Last year, the LSB noticed Khama through a petition, that it will summon him for prosecution before the International Criminal Court (ICC) on crimes against humanity if he does not cause ‘the immediate prosecution and arrest’ of security personnel who are behind the spate of extra judicial killings in Botswana.
“I have written to the Law Society,” Minister Ramadeluka Seretse told The Telegraph.
He said that government is of the view that it needs to sit down with the Law Society to discuss the issue further.
Seretse said that he had written to the Law Society after President Khama referred the petition from the Law Society to his office.
Seretse said that he has instead invited the Law Society Council to a meeting in order to discuss the issue further.
According to the LSB, Botswana is a signatory to the Rome Statutes, which places responsibility on the Head of State to be accountable and take responsibility over killings committed by forces under his control.
However, Seretse, who is Khama’s close cousin, has come out to defend the President against charges laid by the LSB.
He told The Telegraph that prosecution could only apply in terms of the Rome Statute if Khama’s government was not doing anything about the killings.
“These cases are still under investigation,” he said.

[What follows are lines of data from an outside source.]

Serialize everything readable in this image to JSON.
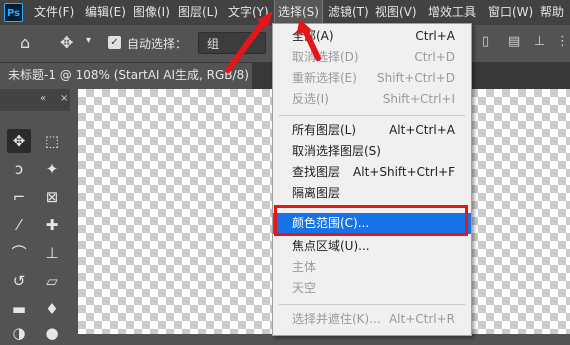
{
  "app": {
    "logo": "Ps"
  },
  "menubar": {
    "items": [
      "文件(F)",
      "编辑(E)",
      "图像(I)",
      "图层(L)",
      "文字(Y)",
      "选择(S)",
      "滤镜(T)",
      "视图(V)",
      "增效工具",
      "窗口(W)",
      "帮助"
    ],
    "active": "选择(S)"
  },
  "options": {
    "auto_select_label": "自动选择：",
    "auto_select_value": "组",
    "auto_select_checked": true
  },
  "document_tab": {
    "title": "未标题-1 @ 108% (StartAI AI生成, RGB/8) *",
    "close": "×"
  },
  "toolbox": {
    "collapse": "«",
    "close": "×"
  },
  "select_menu": {
    "groups": [
      [
        {
          "label": "全部(A)",
          "shortcut": "Ctrl+A",
          "enabled": true
        },
        {
          "label": "取消选择(D)",
          "shortcut": "Ctrl+D",
          "enabled": false
        },
        {
          "label": "重新选择(E)",
          "shortcut": "Shift+Ctrl+D",
          "enabled": false
        },
        {
          "label": "反选(I)",
          "shortcut": "Shift+Ctrl+I",
          "enabled": false
        }
      ],
      [
        {
          "label": "所有图层(L)",
          "shortcut": "Alt+Ctrl+A",
          "enabled": true
        },
        {
          "label": "取消选择图层(S)",
          "shortcut": "",
          "enabled": true
        },
        {
          "label": "查找图层",
          "shortcut": "Alt+Shift+Ctrl+F",
          "enabled": true
        },
        {
          "label": "隔离图层",
          "shortcut": "",
          "enabled": true
        }
      ],
      [
        {
          "label": "颜色范围(C)...",
          "shortcut": "",
          "enabled": true,
          "highlighted": true
        },
        {
          "label": "焦点区域(U)...",
          "shortcut": "",
          "enabled": true
        },
        {
          "label": "主体",
          "shortcut": "",
          "enabled": false
        },
        {
          "label": "天空",
          "shortcut": "",
          "enabled": false
        }
      ],
      [
        {
          "label": "选择并遮住(K)...",
          "shortcut": "Alt+Ctrl+R",
          "enabled": false
        }
      ]
    ]
  },
  "colors": {
    "highlight": "#1473e6",
    "annotation_red": "#e4161c"
  }
}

He told this paper that it was unfair to contemplate dragging Khama before the ICC because the cases regarding the killings were all being pursued through the established legal channels.
Minister Seretse said that he was still waiting for the Law Society to suggest the date for a meeting.
He, however, would not be drawn into discussing why no prosecution had been launched despite the fact that the investigations have been ongoing for months.
In a separate interview with The Telegraph, LSB chairman, Tebogo Sebego, confirmed that his office had received a letter from Seretse.
Sebego said apart from acknowledging the petition addressed to Khama, the Minister has assured them that the matter was receiving Government attention.
“We are making arrangements to have a meeting,” revealed Sebego.
Sebego further said that the LSB Council is scheduled to meet this week to discuss, among other things, the agenda for the meeting with Minister Seretse.
The lawyers in their petition called on Khama to take “urgent and decisive” measures to bring to book those responsible for the killings.
The lawyers want government to give a word of assurance to the families of all those who lost their lives at the hands of state security forces.
According to the lawyers, ever since Khama took office, there has been a rise in the number of human rights violations, including a spate of killings by the armed forces.
There was a national uproar last year after John Kalafatis, among others, was killed by security agents.
The Commissioner of Police, Thebeyame Tsimako, has since announced that the police investigations on the matter are over and that the findings have been passed to the Director of Public Prosecutions for consideration.
So far, there has been no word from the DPP as to whether they are prosecuting or not.
This is despite a request from attorney Dick Bayford, representing Kalafatis family, asking to be favoured with a clear answer on the matter as the family wants to lodge a private lawsuit against the Government.